Chorioretinal Vascular Oxygen Tension Changes in Response to Light Flicker

Akbar Shakoor; Norman P. Blair; Marek Mori; Mahnaz Shahidi

doi:10.1167/iovs.06-0291

Abstract

purpose. To investigate oxygen tension (Po ₂) changes in the retinal and choroidal vasculatures in response to visual stimulation by light flicker.

methods. A previously developed optical section phosphorescence imaging system was used to measure Po ₂ separately in the retinal veins, arteries, and capillaries and in the choroid before and during light flicker. Imaging was performed in rats during light flicker at frequencies between 0 and 14 Hz. Light flicker–induced changes in the chorioretinal vasculature Po ₂ and arteriovenous Po ₂ differences were determined. Retinal arterial and venous Po ₂ were measured along blood vessels as a function of the distance from the optic nerve head.

results. Retinal arterial Po ₂ and arteriovenous Po ₂ differences increased with increasing light flicker at frequencies up to 10 Hz, after which no further increase was observed. Significant increases in retinal arterial Po ₂ (P = 0.009; n =10) and in retinal capillary Po ₂ (P = 0.04, n = 10) were measured in response to light flicker at 10 Hz. Retinal arteriovenous Po ₂ differences during light flicker were significantly greater than differences before light flicker (P = 0.01; n = 10). Retinal arterial Po ₂ decreased significantly with increased distance from the optic nerve head (P ≤ 0.004), whereas retinal venous Po ₂ remained relatively unchanged (P ≥ 0.4).
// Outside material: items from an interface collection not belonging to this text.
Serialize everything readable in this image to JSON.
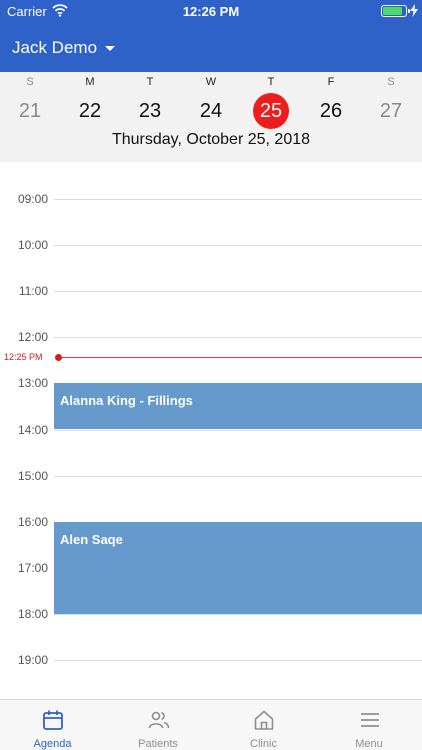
{
  "status_bar": {
    "carrier": "Carrier",
    "time": "12:26 PM",
    "battery_level": 0.85
  },
  "header": {
    "user_name": "Jack Demo"
  },
  "week": {
    "days": [
      {
        "letter": "S",
        "num": "21",
        "weekend": true
      },
      {
        "letter": "M",
        "num": "22",
        "weekend": false
      },
      {
        "letter": "T",
        "num": "23",
        "weekend": false
      },
      {
        "letter": "W",
        "num": "24",
        "weekend": false
      },
      {
        "letter": "T",
        "num": "25",
        "weekend": false,
        "selected": true
      },
      {
        "letter": "F",
        "num": "26",
        "weekend": false
      },
      {
        "letter": "S",
        "num": "27",
        "weekend": true
      }
    ],
    "full_date": "Thursday, October 25, 2018"
  },
  "agenda": {
    "hours": [
      "09:00",
      "10:00",
      "11:00",
      "12:00",
      "13:00",
      "14:00",
      "15:00",
      "16:00",
      "17:00",
      "18:00",
      "19:00"
    ],
    "now": {
      "label": "12:25 PM",
      "time": "12:25"
    },
    "events": [
      {
        "title": "Alanna King - Fillings",
        "start": "13:00",
        "end": "14:00"
      },
      {
        "title": "Alen Saqe",
        "start": "16:00",
        "end": "18:00"
      }
    ]
  },
  "tabs": [
    {
      "label": "Agenda",
      "icon": "calendar-icon",
      "active": true
    },
    {
      "label": "Patients",
      "icon": "patients-icon",
      "active": false
    },
    {
      "label": "Clinic",
      "icon": "clinic-icon",
      "active": false
    },
    {
      "label": "Menu",
      "icon": "menu-icon",
      "active": false
    }
  ],
  "colors": {
    "brand": "#2f62c8",
    "event": "#6699cc",
    "today": "#ee1c1c",
    "now_line": "#d41d1d"
  }
}
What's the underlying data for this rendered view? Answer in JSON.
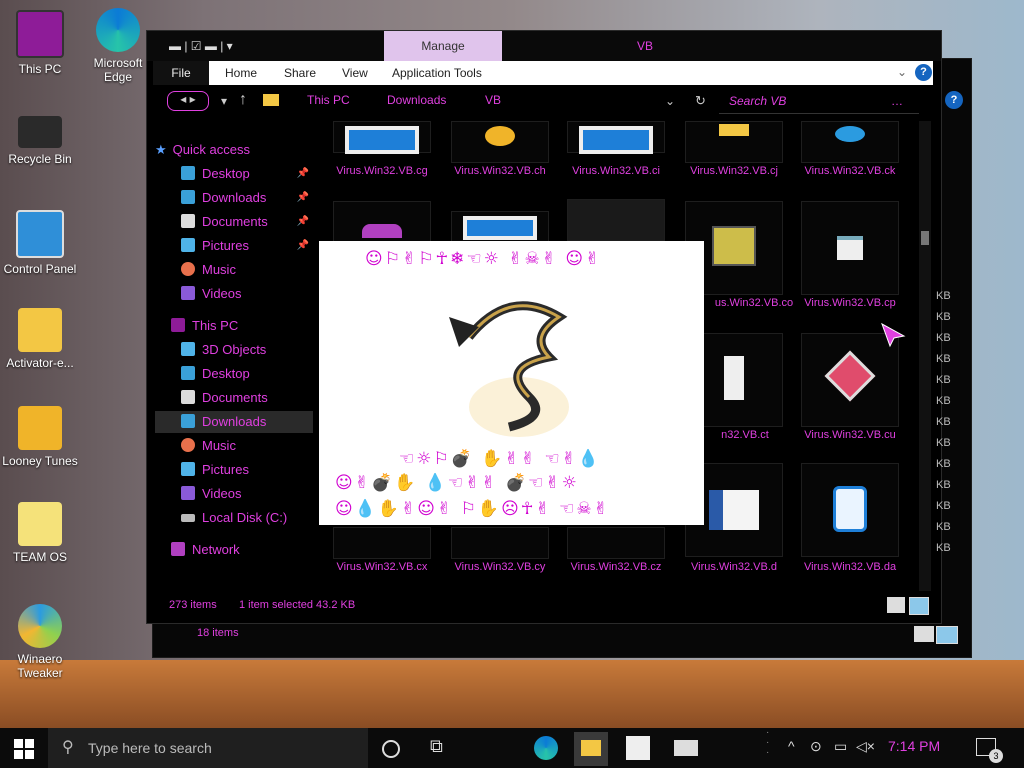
{
  "desktop": {
    "icons": [
      {
        "label": "This PC"
      },
      {
        "label": "Microsoft Edge"
      },
      {
        "label": "Recycle Bin"
      },
      {
        "label": "Control Panel"
      },
      {
        "label": "Activator-e..."
      },
      {
        "label": "Looney Tunes"
      },
      {
        "label": "TEAM OS"
      },
      {
        "label": "Winaero Tweaker"
      }
    ]
  },
  "window": {
    "title": "VB",
    "manage_tab": "Manage",
    "ribbon_tabs": [
      "File",
      "Home",
      "Share",
      "View",
      "Application Tools"
    ],
    "breadcrumb": [
      "This PC",
      "Downloads",
      "VB"
    ],
    "search_placeholder": "Search VB",
    "nav": {
      "quick_access": "Quick access",
      "quick_items": [
        "Desktop",
        "Downloads",
        "Documents",
        "Pictures",
        "Music",
        "Videos"
      ],
      "this_pc": "This PC",
      "pc_items": [
        "3D Objects",
        "Desktop",
        "Documents",
        "Downloads",
        "Music",
        "Pictures",
        "Videos",
        "Local Disk (C:)"
      ],
      "network": "Network"
    },
    "files": [
      {
        "name": "Virus.Win32.VB.cg"
      },
      {
        "name": "Virus.Win32.VB.ch"
      },
      {
        "name": "Virus.Win32.VB.ci"
      },
      {
        "name": "Virus.Win32.VB.cj"
      },
      {
        "name": "Virus.Win32.VB.ck"
      },
      {
        "name": "us.Win32.VB.co"
      },
      {
        "name": "Virus.Win32.VB.cp"
      },
      {
        "name": "n32.VB.ct"
      },
      {
        "name": "Virus.Win32.VB.cu"
      },
      {
        "name": "Virus.Win32.VB.cx"
      },
      {
        "name": "Virus.Win32.VB.cy"
      },
      {
        "name": "Virus.Win32.VB.cz"
      },
      {
        "name": "Virus.Win32.VB.d"
      },
      {
        "name": "Virus.Win32.VB.da"
      }
    ],
    "size_suffix": "KB",
    "status": {
      "items": "273 items",
      "selected": "1 item selected  43.2 KB",
      "back_items": "18 items"
    }
  },
  "popup": {
    "line1": "☺⚐✌⚐☥❄☜☼ ✌☠✌ ☺✌",
    "line2": "☜☼⚐💣 ✋✌✌ ☜✌💧",
    "line3": "☺✌💣✋ 💧☜✌✌ 💣☜✌☼",
    "line4": "☺💧✋✌☺✌ ⚐✋☹☥✌ ☜☠✌"
  },
  "taskbar": {
    "search_placeholder": "Type here to search",
    "clock": "7:14 PM",
    "notifications": "3"
  }
}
conclusions. Measurement of changes in the chorioretinal vasculature Po ₂ can potentially advance the understanding of oxygen dynamics in challenged physiological states and in animal models of human retinal diseases.

Oxygen consumption is a major factor in retinal metabolism. Oxygen is delivered to the retinal tissue by the choroidal and retinal circulations. The supply of oxygen is adapted according to the metabolic activity of the retinal tissue. Visual stimulation by light flicker increases the metabolic demand of the inner retina.¹ ² ³ ⁴ ⁵Therefore, changes in the Po ₂ of the chorioretinal vascular beds are likely to be induced by light flicker, particularly in the retinal circulation, which supplies the inner retina. Light flicker–induced changes in the intravascular Po ₂ have been reported based on the blood oxygen level–dependent signals on magnetic resonance imaging, which only provide a combined measurement in all the chorioretinal vasculatures.⁶Although optic nerve head Po ₂ increases from light flicker with phosphorescence imaging,⁷Po ₂ changes in the retinal arteries, veins, capillaries, and the choroid have not been investigated.

Increased retinal blood vessel diameter and blood flow in response to light flicker, under normal physiological conditions, have been demonstrated,⁸ ⁹ ¹⁰and reduced retinal hemodynamic response to flicker has been reported in patients with hypertension, glaucoma, and diabetes.¹¹ ¹² ¹³According to the Fick principle, retinal tissue oxygen consumption equals the product of retinal blood flow and arteriovenous oxygen content difference.¹⁴Therefore, measuring retinal intravascular Po ₂ separately in the artery and in the vein, coupled with the knowledge of blood flow, may provide a better means for assessing retinal oxygen consumption than blood flow measurement alone.

In the retina, a measurable efflux of oxygen from the arterial vasculature has been reported.¹⁵ ¹⁶Moreover a reduction in the arterial Po ₂ gradient along the vessel caused by increased blood flow has been demonstrated in isolated small arterial preparations.¹⁷Therefore, arterial Po ₂ changes resulting from altered blood flow must be considered in interpreting the retinal intravascular Po ₂ changes in response to light flicker.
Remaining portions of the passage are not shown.